In nome di quest’equilibrio, necessario almeno per chi è chiamato a commentare questo sport, va ricordato che in diversi casi la Juve è stata alquanto sfortunata. E il calcio, inutile ricordarlo, vive di episodi. Ma, allo stesso tempo, il fato avverso non può e non deve essere unico responsabile di una situazione ormai preoccupante. Le colpe dei protagonisti ci sono.
LA STRADA PER IL SUCCESSO – Cos’è che manca a questo gruppo? Attenzione, parlo di gruppo. Perché che agli undici in campo manchino i gol di Tevez, anche più di Pirlo e Vidal, è palese. A questo gruppo, dicevo, manca altro: la consapevolezza di essere più forte, di poter schiacciare l’avversario. Che non nasce da un giorno all’altro, ma con le vittorie. Ma non solo. I tre punti sono la migliore medicina contro ogni malanno, ma la strada per il successo va costruita.
COSÌ, NO – Quello visto contro il M’Gladbach, però, non è il modo giusto. Ci sono delle attenuanti, per carità: la partita era di grandissima importanza, il passaggio del turno in Champions vale tanti milioni di euro e un punto può anche andare bene, tutto sommato. Il succo del discorso sta in quel “tutto sommato”.
Il modulo senza un vero punto di riferimento offensivo – una sorta di 5-3-1, molto più vicino a un 5-4-0 – visto negli ultimi venti minuti in Germania può avere, fino a un certo punto, un senso logico – si giocava in dieci -, ma nell’ottica della costruzione della squadra lancia un messaggio sbagliato: “Siamo più deboli, abbiamo paura di giocarcela”. Il Borussia è un signor avversario, senza dubbio; la Juve, però, non può permettersi di giocare venti minuti – e sottolineo venti – in quel modo.
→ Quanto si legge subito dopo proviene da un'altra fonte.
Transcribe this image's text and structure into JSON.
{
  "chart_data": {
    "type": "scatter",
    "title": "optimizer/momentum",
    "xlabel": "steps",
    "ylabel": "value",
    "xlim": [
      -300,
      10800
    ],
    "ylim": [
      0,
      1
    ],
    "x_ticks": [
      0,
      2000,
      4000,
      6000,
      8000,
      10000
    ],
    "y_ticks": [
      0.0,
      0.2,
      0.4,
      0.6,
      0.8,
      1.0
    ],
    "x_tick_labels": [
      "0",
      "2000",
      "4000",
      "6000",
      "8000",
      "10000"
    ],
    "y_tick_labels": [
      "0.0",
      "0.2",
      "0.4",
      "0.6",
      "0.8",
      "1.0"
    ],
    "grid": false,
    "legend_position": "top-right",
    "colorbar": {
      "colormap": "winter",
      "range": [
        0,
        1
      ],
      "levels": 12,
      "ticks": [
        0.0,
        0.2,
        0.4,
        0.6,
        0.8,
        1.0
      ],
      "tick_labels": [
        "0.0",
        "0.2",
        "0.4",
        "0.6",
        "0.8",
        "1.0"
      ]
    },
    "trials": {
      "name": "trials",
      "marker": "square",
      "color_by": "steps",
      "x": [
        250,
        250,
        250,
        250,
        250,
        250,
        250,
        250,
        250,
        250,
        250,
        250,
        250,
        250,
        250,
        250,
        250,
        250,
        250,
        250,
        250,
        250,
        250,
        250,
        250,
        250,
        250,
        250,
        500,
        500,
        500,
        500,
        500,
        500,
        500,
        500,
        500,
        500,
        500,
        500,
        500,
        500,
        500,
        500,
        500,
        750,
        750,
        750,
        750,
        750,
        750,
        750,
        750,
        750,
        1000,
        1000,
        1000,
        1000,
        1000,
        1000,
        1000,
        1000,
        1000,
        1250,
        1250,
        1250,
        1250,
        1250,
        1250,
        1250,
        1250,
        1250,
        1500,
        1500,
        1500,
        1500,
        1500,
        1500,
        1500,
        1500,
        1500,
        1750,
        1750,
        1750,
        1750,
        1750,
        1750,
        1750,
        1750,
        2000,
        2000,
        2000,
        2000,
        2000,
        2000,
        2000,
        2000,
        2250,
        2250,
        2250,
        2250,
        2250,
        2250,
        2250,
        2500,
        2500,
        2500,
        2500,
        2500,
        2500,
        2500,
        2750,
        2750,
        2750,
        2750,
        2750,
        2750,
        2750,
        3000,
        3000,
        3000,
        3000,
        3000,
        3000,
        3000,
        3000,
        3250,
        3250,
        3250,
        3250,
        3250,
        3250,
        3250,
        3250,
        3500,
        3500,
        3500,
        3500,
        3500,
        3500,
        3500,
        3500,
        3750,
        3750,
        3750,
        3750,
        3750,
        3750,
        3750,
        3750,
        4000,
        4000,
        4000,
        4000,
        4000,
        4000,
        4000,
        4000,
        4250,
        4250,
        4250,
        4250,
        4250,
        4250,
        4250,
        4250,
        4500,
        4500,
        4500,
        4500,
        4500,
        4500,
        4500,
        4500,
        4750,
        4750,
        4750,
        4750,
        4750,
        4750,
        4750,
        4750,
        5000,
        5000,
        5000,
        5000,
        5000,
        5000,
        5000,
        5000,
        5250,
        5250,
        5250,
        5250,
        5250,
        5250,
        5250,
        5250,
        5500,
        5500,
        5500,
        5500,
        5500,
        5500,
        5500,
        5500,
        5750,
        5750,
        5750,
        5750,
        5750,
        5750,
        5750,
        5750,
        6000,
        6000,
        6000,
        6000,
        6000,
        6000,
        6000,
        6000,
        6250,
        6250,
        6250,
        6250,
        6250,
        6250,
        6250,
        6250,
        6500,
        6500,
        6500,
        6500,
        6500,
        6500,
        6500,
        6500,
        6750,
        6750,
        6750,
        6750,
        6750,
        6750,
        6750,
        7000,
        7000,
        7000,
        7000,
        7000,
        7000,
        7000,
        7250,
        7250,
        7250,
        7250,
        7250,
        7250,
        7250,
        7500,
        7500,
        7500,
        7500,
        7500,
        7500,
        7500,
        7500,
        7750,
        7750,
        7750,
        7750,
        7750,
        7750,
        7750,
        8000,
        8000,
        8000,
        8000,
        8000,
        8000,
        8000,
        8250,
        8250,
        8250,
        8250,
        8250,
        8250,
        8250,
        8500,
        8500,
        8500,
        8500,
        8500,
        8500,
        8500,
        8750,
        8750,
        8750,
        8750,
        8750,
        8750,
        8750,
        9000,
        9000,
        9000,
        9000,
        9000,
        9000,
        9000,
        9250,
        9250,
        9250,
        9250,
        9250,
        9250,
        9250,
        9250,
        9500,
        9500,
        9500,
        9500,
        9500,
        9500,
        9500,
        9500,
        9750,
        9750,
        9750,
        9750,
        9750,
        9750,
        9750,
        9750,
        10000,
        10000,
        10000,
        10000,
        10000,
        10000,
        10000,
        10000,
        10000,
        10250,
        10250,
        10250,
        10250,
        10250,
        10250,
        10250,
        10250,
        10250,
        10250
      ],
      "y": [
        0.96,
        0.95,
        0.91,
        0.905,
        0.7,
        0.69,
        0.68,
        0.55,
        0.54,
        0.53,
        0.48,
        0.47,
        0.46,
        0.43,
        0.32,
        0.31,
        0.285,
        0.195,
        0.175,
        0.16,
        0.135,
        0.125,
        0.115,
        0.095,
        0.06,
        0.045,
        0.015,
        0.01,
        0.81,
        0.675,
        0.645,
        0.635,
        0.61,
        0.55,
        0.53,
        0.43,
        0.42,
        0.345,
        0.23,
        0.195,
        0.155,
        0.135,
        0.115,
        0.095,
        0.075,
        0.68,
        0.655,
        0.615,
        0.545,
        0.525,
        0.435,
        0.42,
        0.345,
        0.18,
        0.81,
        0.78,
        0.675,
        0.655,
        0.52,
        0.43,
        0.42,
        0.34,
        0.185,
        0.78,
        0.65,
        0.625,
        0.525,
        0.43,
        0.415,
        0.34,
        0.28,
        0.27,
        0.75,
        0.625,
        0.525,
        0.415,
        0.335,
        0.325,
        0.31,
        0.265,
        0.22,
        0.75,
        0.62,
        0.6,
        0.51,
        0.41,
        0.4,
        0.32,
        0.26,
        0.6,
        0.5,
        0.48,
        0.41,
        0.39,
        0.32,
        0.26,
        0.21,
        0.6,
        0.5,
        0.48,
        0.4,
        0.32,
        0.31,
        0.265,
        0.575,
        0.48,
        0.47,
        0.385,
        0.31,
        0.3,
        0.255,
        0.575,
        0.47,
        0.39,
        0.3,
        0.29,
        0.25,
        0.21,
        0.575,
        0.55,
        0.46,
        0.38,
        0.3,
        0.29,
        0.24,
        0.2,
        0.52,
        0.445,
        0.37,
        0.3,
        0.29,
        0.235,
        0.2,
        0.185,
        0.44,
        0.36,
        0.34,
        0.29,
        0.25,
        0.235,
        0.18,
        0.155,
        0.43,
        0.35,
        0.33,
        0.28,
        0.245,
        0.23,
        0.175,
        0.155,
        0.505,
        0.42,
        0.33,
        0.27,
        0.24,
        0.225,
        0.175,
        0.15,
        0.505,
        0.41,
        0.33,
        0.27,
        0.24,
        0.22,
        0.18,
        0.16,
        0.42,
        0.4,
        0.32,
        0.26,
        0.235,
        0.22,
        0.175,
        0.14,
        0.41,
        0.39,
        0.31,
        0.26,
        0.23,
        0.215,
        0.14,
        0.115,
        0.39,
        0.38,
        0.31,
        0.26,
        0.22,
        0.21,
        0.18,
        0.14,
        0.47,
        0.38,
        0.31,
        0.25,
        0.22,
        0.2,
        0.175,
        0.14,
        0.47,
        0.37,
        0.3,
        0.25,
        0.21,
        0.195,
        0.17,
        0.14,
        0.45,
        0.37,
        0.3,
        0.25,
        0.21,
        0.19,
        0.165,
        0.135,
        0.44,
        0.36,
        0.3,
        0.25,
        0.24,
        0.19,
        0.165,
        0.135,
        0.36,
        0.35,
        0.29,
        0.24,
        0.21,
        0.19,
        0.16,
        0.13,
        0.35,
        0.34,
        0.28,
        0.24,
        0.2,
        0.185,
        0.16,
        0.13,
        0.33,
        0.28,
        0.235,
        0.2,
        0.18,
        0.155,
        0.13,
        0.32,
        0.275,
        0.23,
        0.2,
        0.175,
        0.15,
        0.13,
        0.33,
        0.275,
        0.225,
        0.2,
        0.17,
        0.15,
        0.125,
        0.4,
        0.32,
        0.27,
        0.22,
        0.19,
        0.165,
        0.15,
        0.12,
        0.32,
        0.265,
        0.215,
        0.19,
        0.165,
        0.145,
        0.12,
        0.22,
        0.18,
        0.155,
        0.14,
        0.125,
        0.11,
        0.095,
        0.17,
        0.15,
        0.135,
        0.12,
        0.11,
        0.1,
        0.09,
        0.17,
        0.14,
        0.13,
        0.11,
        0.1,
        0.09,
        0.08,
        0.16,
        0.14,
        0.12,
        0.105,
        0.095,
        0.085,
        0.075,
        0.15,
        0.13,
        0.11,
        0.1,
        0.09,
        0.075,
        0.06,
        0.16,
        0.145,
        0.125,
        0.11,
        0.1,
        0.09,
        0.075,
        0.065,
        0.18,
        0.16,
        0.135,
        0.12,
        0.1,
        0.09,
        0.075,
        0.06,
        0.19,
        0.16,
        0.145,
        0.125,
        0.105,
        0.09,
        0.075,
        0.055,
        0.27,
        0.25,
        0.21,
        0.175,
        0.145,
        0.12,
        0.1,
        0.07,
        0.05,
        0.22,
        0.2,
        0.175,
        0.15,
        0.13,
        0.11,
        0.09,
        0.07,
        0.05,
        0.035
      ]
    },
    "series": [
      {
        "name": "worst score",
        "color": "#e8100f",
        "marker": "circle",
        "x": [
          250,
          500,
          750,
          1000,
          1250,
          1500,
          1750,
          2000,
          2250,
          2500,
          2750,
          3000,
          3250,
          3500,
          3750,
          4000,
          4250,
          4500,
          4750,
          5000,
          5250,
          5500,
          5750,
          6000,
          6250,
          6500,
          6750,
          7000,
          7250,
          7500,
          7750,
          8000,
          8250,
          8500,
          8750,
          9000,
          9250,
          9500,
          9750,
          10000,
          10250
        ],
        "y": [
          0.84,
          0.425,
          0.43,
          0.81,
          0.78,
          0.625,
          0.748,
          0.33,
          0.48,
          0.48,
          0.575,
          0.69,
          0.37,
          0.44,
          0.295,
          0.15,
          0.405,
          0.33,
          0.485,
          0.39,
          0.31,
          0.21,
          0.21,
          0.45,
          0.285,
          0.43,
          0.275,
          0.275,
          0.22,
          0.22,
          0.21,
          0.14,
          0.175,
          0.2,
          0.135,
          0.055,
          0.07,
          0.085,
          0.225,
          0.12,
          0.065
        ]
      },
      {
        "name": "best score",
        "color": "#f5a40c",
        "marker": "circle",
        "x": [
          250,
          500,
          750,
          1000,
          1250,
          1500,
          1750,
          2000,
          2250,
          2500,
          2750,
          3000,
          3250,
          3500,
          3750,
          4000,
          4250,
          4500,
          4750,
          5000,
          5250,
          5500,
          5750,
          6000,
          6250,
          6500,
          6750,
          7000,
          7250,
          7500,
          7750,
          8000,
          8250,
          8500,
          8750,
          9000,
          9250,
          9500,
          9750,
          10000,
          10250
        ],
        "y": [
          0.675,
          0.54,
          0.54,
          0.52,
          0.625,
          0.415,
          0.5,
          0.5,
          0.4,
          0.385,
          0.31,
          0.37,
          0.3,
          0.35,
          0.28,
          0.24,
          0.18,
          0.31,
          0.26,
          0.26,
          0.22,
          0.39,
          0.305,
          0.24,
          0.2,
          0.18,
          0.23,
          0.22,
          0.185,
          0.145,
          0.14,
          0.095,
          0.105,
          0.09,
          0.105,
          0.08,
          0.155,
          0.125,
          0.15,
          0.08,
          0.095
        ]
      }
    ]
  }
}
Catenaccio puro, da squadra provinciale.
JUVE, DIVENTA GRANDE – Sarebbe stato comprensibile farlo sul campo del Barcellona, tanto per fare un esempio, ma con tutto il rispetto il M’Gladbach non può far così tanta paura. Dal cambio di modulo in poi è stata solo sofferenza ed è grazie a Buffon se si è portato il punto a casa. Sarebbe stato più logico lasciare almeno Morata in campo, per provare almeno qualche ultimo squillo. La Signora deve raggiungere un certo status in Europa, per non far sì che l’esperienza di Berlino sia una comparsata. E per diventare davvero grande si passa anche da queste piccole cose.